The crisis engulfing Northamptonshire County Council demonstrates that local government has been cut to the bone by Tory austerity. Labour must step up and organise a fight back.
Tory-led Northamptonshire County Council has voted through a huge cuts budget to try and stave off an estimated £60-70 million budget shortfall in 2018-19. This comes on the back of a financial crisis in the county, including an overspend of around £21 million for the last financial year.
This slash and burn budget is being overseen by government commissioners who are being paid £1,500 per day to pick the bones clean.
The council’s plan is to provide the “legal minimum” service. Essentially this means that the council is at risk of failing to deliver its statutory duties – in particular to children at risk, the elderly, and disabled adults.
Towards a cliff edge
While there has been fierce criticism of the council’s budgetary control, it is clear that the vicious austerity within local government is the key issue.
Local government budgets have been reduced across the board by 40% since 2010. This figure, however, is only an average; the Tories have manipulated funding formulas to benefit “their” councils.
And things are going to get worse. As the Financial Times reported last summer:
“Councils in England are calling for the end of austerity, saying the UK government plans to slash their core funding 77 per cent. Between 2015 and 2020, the Revenue Support Grant will have shrunk 77p in the pound, the Local Government Association says. Almost half of all councils — 168 — will no longer receive any core central government funding in the 2019/20 budgetary year, according to the LGA.” (Financial Times, 4th July 17)
Already a number of councils are heading towards the cliff edge. Leading the pack is East Sussex. It is highly ironic that while probably every Tory election leaflet in history has claimed that they run the most efficient councils, the first council to fall is a Tory shire.
This will be no comfort, however, to the poor, vulnerable, disabled and elderly people in the county who now face a very uncertain future.
Socialist Appeal spoke to a Northamptonshire UNISON member who asked not to be named:
“As a professional my hands were tied. There’s already a very low level of services. The council has prided itself on having the lowest council tax in the country – they didn’t raise it for eight years. But they also pay the lowest council wages in the country!
“Many services are in private hands, with millions being paid to private providers. There is a huge staff turnover with a massive spend on agency workers. The council management are a bunch of dinosaurs living in the olden days.”
And all of this was the case before the latest crisis!
Time to fight back
The crisis in Northamptonshire reveals the true extent of the crisis affecting local government. But that is merely the tip of the iceberg in terms of the true human cost of Tory austerity.
There are horror stories of care workers allowed just 15 minutes per visit to elderly clients; cuts in support for young people with special needs; closures of libraries and youth services. After years of salami slicing services, communities are in an utter crisis.
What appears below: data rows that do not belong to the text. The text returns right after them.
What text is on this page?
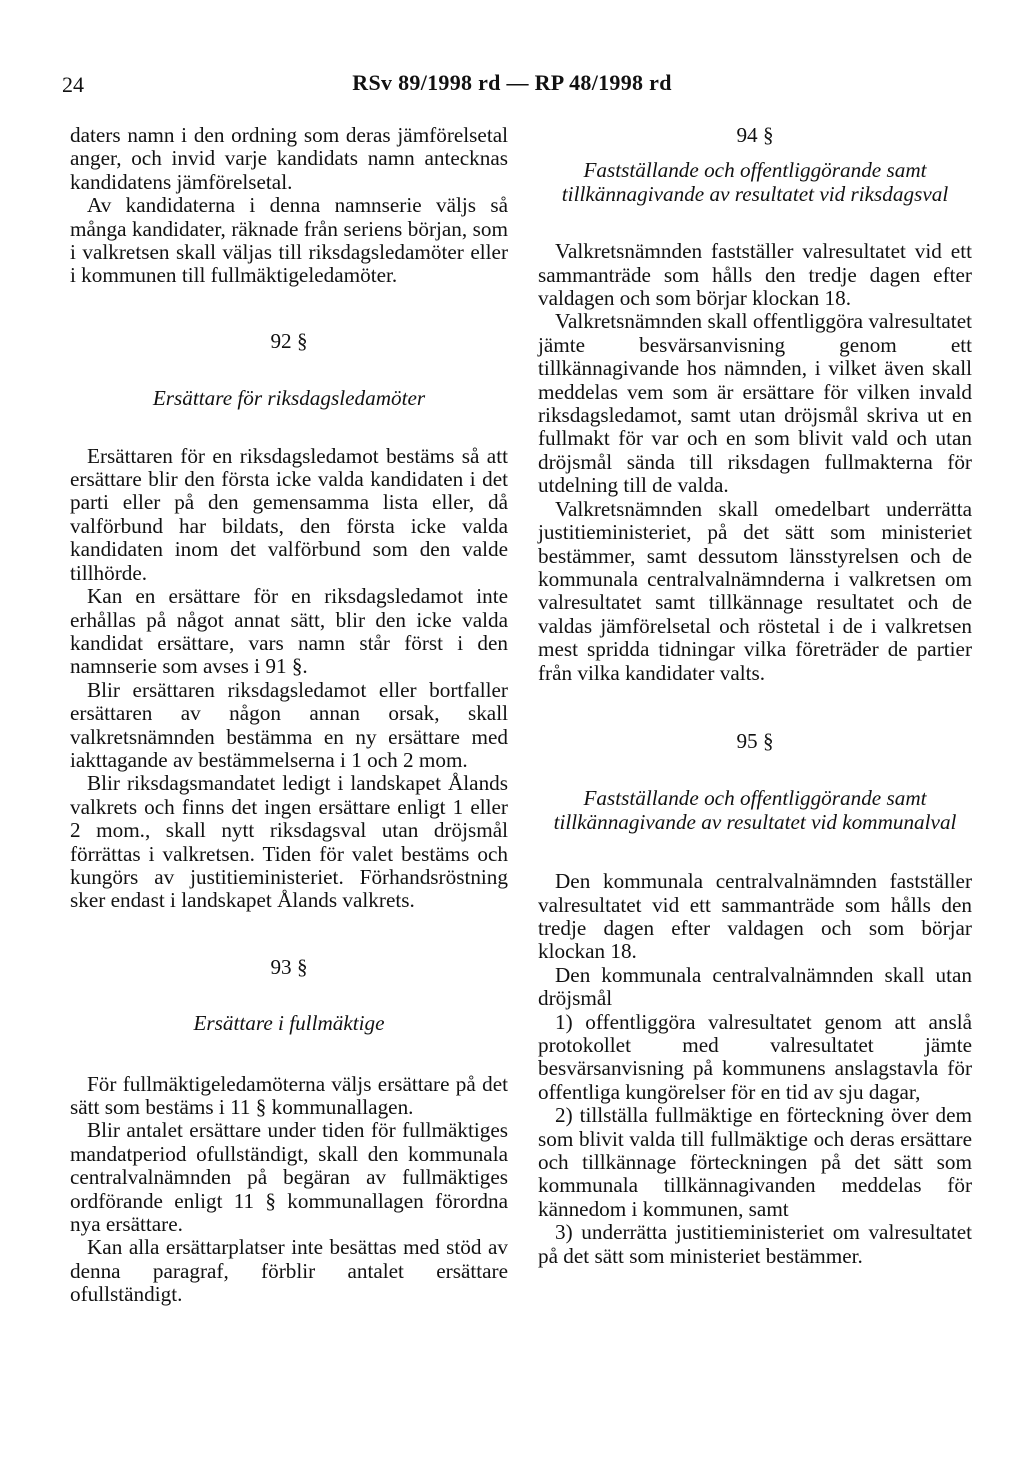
24	RSv 89/1998 rd — RP 48/1998 rd

daters namn i den ordning som deras jämförelsetal anger, och invid varje kandidats namn antecknas kandidatens jämförelsetal.

Av kandidaterna i denna namnserie väljs så många kandidater, räknade från seriens början, som i valkretsen skall väljas till riksdagsledamöter eller i kommunen till fullmäktigeledamöter.

92 §

Ersättare för riksdagsledamöter

Ersättaren för en riksdagsledamot bestäms så att ersättare blir den första icke valda kandidaten i det parti eller på den gemensamma lista eller, då valförbund har bildats, den första icke valda kandidaten inom det valförbund som den valde tillhörde.

Kan en ersättare för en riksdagsledamot inte erhållas på något annat sätt, blir den icke valda kandidat ersättare, vars namn står först i den namnserie som avses i 91 §.

Blir ersättaren riksdagsledamot eller bortfaller ersättaren av någon annan orsak, skall valkretsnämnden bestämma en ny ersättare med iakttagande av bestämmelserna i 1 och 2 mom.

Blir riksdagsmandatet ledigt i landskapet Ålands valkrets och finns det ingen ersättare enligt 1 eller 2 mom., skall nytt riksdagsval utan dröjsmål förrättas i valkretsen. Tiden för valet bestäms och kungörs av justitieministeriet. Förhandsröstning sker endast i landskapet Ålands valkrets.

93 §

Ersättare i fullmäktige

För fullmäktigeledamöterna väljs ersättare på det sätt som bestäms i 11 § kommunallagen.

Blir antalet ersättare under tiden för fullmäktiges mandatperiod ofullständigt, skall den kommunala centralvalnämnden på begäran av fullmäktiges ordförande enligt 11 § kommunallagen förordna nya ersättare.

Kan alla ersättarplatser inte besättas med stöd av denna paragraf, förblir antalet ersättare ofullständigt.

94 §

Fastställande och offentliggörande samt tillkännagivande av resultatet vid riksdagsval

Valkretsnämnden fastställer valresultatet vid ett sammanträde som hålls den tredje dagen efter valdagen och som börjar klockan 18.

Valkretsnämnden skall offentliggöra valresultatet jämte besvärsanvisning genom ett tillkännagivande hos nämnden, i vilket även skall meddelas vem som är ersättare för vilken invald riksdagsledamot, samt utan dröjsmål skriva ut en fullmakt för var och en som blivit vald och utan dröjsmål sända till riksdagen fullmakterna för utdelning till de valda.

Valkretsnämnden skall omedelbart underrätta justitieministeriet, på det sätt som ministeriet bestämmer, samt dessutom länsstyrelsen och de kommunala centralvalnämnderna i valkretsen om valresultatet samt tillkännage resultatet och de valdas jämförelsetal och röstetal i de i valkretsen mest spridda tidningar vilka företräder de partier från vilka kandidater valts.

95 §

Fastställande och offentliggörande samt tillkännagivande av resultatet vid kommunalval

Den kommunala centralvalnämnden fastställer valresultatet vid ett sammanträde som hålls den tredje dagen efter valdagen och som börjar klockan 18.

Den kommunala centralvalnämnden skall utan dröjsmål

1) offentliggöra valresultatet genom att anslå protokollet med valresultatet jämte besvärsanvisning på kommunens anslagstavla för offentliga kungörelser för en tid av sju dagar,

2) tillställa fullmäktige en förteckning över dem som blivit valda till fullmäktige och deras ersättare och tillkännage förteckningen på det sätt som kommunala tillkännagivanden meddelas för kännedom i kommunen, samt

3) underrätta justitieministeriet om valresultatet på det sätt som ministeriet bestämmer.
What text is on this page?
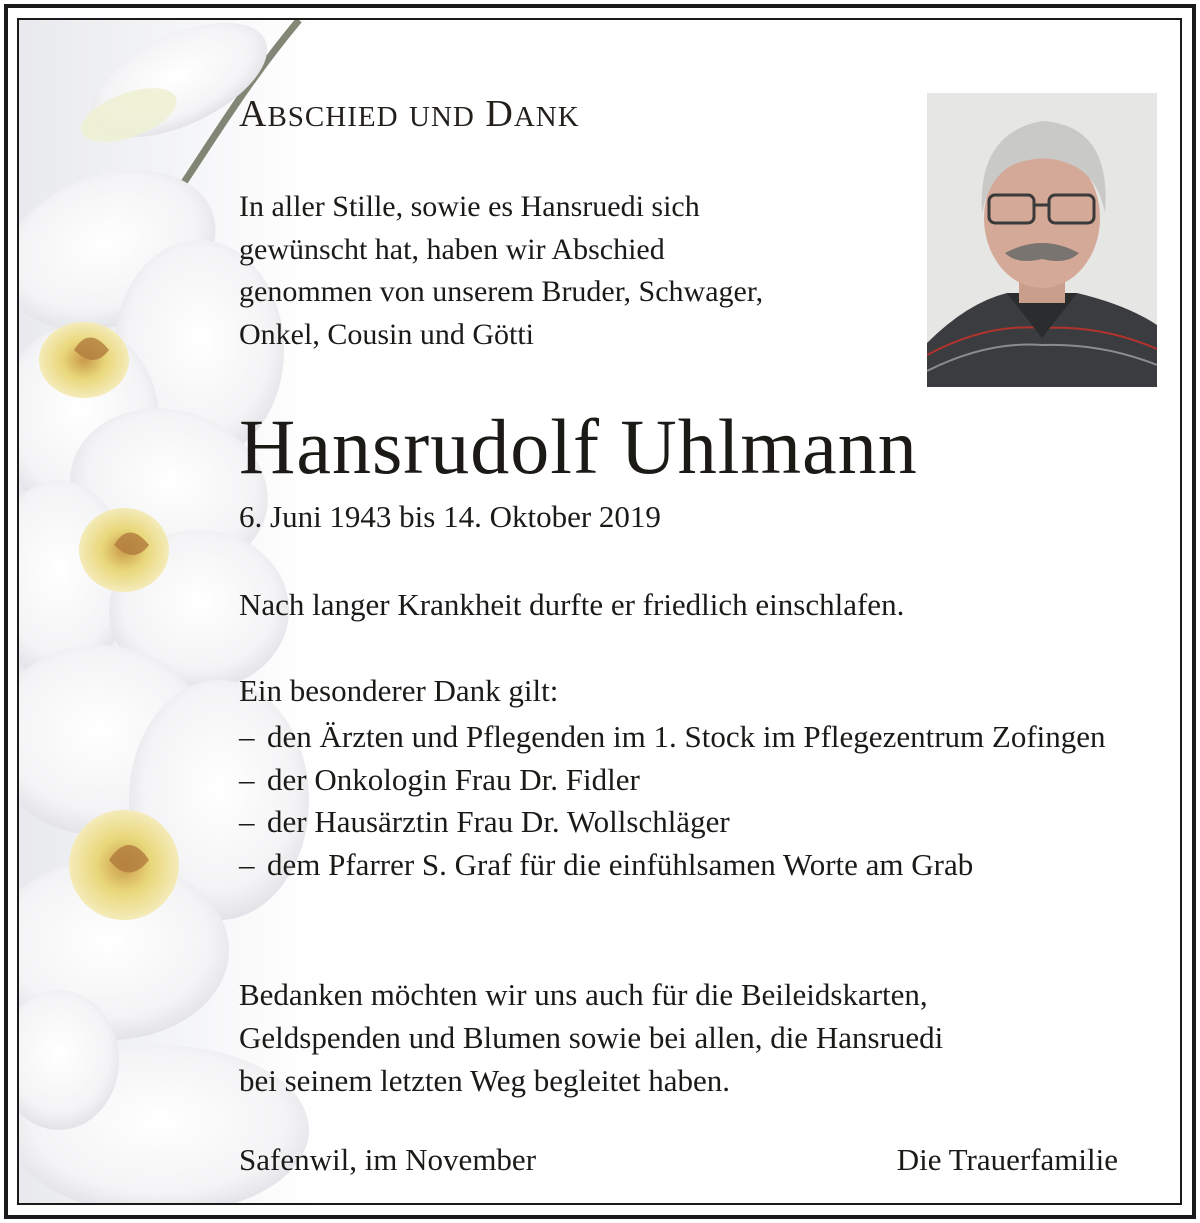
ABSCHIED UND DANK
In aller Stille, sowie es Hansruedi sich
gewünscht hat, haben wir Abschied
genommen von unserem Bruder, Schwager,
Onkel, Cousin und Götti
Hansrudolf Uhlmann

6. Juni 1943 bis 14. Oktober 2019

Nach langer Krankheit durfte er friedlich einschlafen.

Ein besonderer Dank gilt:

– den Ärzten und Pflegenden im 1. Stock im Pflegezentrum Zofingen
– der Onkologin Frau Dr. Fidler
– der Hausärztin Frau Dr. Wollschläger
– dem Pfarrer S. Graf für die einfühlsamen Worte am Grab
Bedanken möchten wir uns auch für die Beileidskarten,
Geldspenden und Blumen sowie bei allen, die Hansruedi
bei seinem letzten Weg begleitet haben.

Safenwil, im November	Die Trauerfamilie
Labour has to fight these cuts – not just with words, but with action. In places like Northamptonshire that means organising to fight Tory cuts and defend services. But that by itself is a merely a rear-guard action.
A heavy responsibility lies on Labour councils, who have all too often chosen to simply carry out the cuts on behalf of the Tories. Instead, Labour must fight all cuts and refuse to implement them.
Labour controls dozens of councils. It has the power to launch a local government rebellion. Such a militant anti-cuts movement, supported by strikes of local government workers, could bring down this weak and wobbly Tory government.
While the bankers were bailed out with hundreds of billions, our young people and elderly are being failed by a rotten system that only breeds austerity. An incoming Labour government must reverse all Tory cuts and implement socialist policies to provide our communities with the funds and services they need.